THE issue of woman in the cosmos, of woman-man relations, is too profound, too awesome, too complex to be fully comprehended through analysis and rational thought by any mere man, woman, or child.

It goes down to the deepest unknowable roots of the human psyche, human heart.

Listen to James Brown's It's A Man's World. There are truths so deep and unknowable that we just look, without words, perhaps with sighs, oohs or tears of pain or joy or other overwhelming emotion; for example, as we watch a newborn baby, or a dead human body in front of us.

Incidentally, in traditional society, at the site of the baby being born, and in the room of the dead person, are women.

Birth and death were handled by women! Only women were that deep.

It is not for nothing that in Nguni history-mythology we are told that life emerged out of a reed (umhlanga), that the first to emerge was a woman with a baby on her back.

In another region of Africa, we are told life emerged out of deep expansive waters, and the first to emerge was a woman with a man on her back! Yes...
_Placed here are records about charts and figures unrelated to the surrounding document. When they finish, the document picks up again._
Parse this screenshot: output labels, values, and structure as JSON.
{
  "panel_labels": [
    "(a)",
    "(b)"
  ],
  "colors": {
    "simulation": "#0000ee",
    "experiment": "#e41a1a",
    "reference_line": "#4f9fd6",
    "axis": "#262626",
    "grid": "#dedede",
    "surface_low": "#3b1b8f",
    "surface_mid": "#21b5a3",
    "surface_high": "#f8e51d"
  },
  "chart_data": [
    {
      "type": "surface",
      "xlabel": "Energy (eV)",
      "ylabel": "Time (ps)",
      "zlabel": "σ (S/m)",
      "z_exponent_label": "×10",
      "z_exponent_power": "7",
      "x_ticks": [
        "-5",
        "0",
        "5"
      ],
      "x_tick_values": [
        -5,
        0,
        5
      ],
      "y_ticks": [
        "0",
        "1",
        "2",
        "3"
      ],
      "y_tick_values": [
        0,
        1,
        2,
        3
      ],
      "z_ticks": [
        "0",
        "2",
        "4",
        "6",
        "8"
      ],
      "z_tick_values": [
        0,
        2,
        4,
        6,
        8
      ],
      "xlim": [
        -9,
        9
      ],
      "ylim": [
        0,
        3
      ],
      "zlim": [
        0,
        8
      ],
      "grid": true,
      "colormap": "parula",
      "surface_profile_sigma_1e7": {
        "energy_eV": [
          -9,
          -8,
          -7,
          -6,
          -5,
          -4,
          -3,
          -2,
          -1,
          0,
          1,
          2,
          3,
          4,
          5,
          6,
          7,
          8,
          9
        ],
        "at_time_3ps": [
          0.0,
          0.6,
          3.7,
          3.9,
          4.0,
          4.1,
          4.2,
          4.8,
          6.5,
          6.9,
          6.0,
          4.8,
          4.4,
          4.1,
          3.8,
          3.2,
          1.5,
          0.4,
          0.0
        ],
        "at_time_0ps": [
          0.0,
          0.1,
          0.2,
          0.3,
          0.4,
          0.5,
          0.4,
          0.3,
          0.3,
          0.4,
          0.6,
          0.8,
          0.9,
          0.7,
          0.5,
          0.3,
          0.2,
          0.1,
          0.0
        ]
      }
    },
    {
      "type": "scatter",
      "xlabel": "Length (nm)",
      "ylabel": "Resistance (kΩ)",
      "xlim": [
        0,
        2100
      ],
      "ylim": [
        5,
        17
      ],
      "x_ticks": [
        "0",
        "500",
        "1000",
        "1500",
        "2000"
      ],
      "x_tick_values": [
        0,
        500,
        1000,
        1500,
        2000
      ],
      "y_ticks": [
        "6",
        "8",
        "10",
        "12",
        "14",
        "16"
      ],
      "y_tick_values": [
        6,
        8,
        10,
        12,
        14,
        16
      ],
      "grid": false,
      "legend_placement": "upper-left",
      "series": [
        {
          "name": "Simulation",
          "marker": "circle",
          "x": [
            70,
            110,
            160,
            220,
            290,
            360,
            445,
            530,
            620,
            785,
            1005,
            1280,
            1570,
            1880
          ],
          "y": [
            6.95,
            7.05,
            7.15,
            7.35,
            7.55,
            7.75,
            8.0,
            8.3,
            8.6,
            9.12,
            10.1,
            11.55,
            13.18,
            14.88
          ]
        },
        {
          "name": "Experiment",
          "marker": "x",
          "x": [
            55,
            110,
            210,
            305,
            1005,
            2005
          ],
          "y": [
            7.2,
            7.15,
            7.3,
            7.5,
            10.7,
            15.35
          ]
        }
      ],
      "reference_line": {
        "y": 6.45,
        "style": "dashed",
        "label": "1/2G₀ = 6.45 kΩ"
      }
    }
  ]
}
And the first living merciful deity known to Zulus is Nomkhubulwane, the only daughter of God, the goddess we get close to, with whom we converse, in front of whom we cry, plead, and sing, for rain. Who at the end issues the rainbow! ( Mazisi Kunene, Anthem of the Decades).

In early Christianity, woman was honoured and worshipped all over Europe as Mother of the Saviour (Ean Begg, The Cult of the Black Virgin).

I remember, in Hartford, US, being called by a friend to her home. I found her at the conclusion of tears. She told me she was angry with herself; she had just prayed to God, asking for forgiveness for having thought of committing suicide over a "mere man".

That gave me a flashing insight into the greatness of woman.

In woman-man relations, we see the interaction of the sacred and the profane, of the godly and the worldly.

Unfortunately both woman and man have since become degraded and too worldly to know and see this.

Just as we need to separate the healer from the fake healer, so we need to separate woman from the woman who has totally succumbed to worldly ways, in the process becoming small.

"How well we Zulu women had learned to avoid the clutching hands of men, to duck and dodge and elude them, and to break from their grasp! Our own dignity is our chief protection...") (KwaZulu: Queen Mkabi's Story, edited by Cecil Cowley)

Yes, the issue of woman-man relations is too profound, too awesome, too complex, to be fully comprehended by us on this profane earth.

Let us begin with worldly possibilities: as we grow bigger and more profound and wiser and more sacred, we shall start on our way to that depth, and on our way to that height.

Woman is originally representative of the noble and the sacred in the world.

Both woman and man must re-order the world, re-order themselves, re-order their conduct, so that woman can rise again to her lofty, sacred nature and position.

Let us start with the worldly. Let us first lift the oppression of women in rural areas, and the oppression of working-class women in cities and towns, who feel the pierce and burden of oppression more than all other women.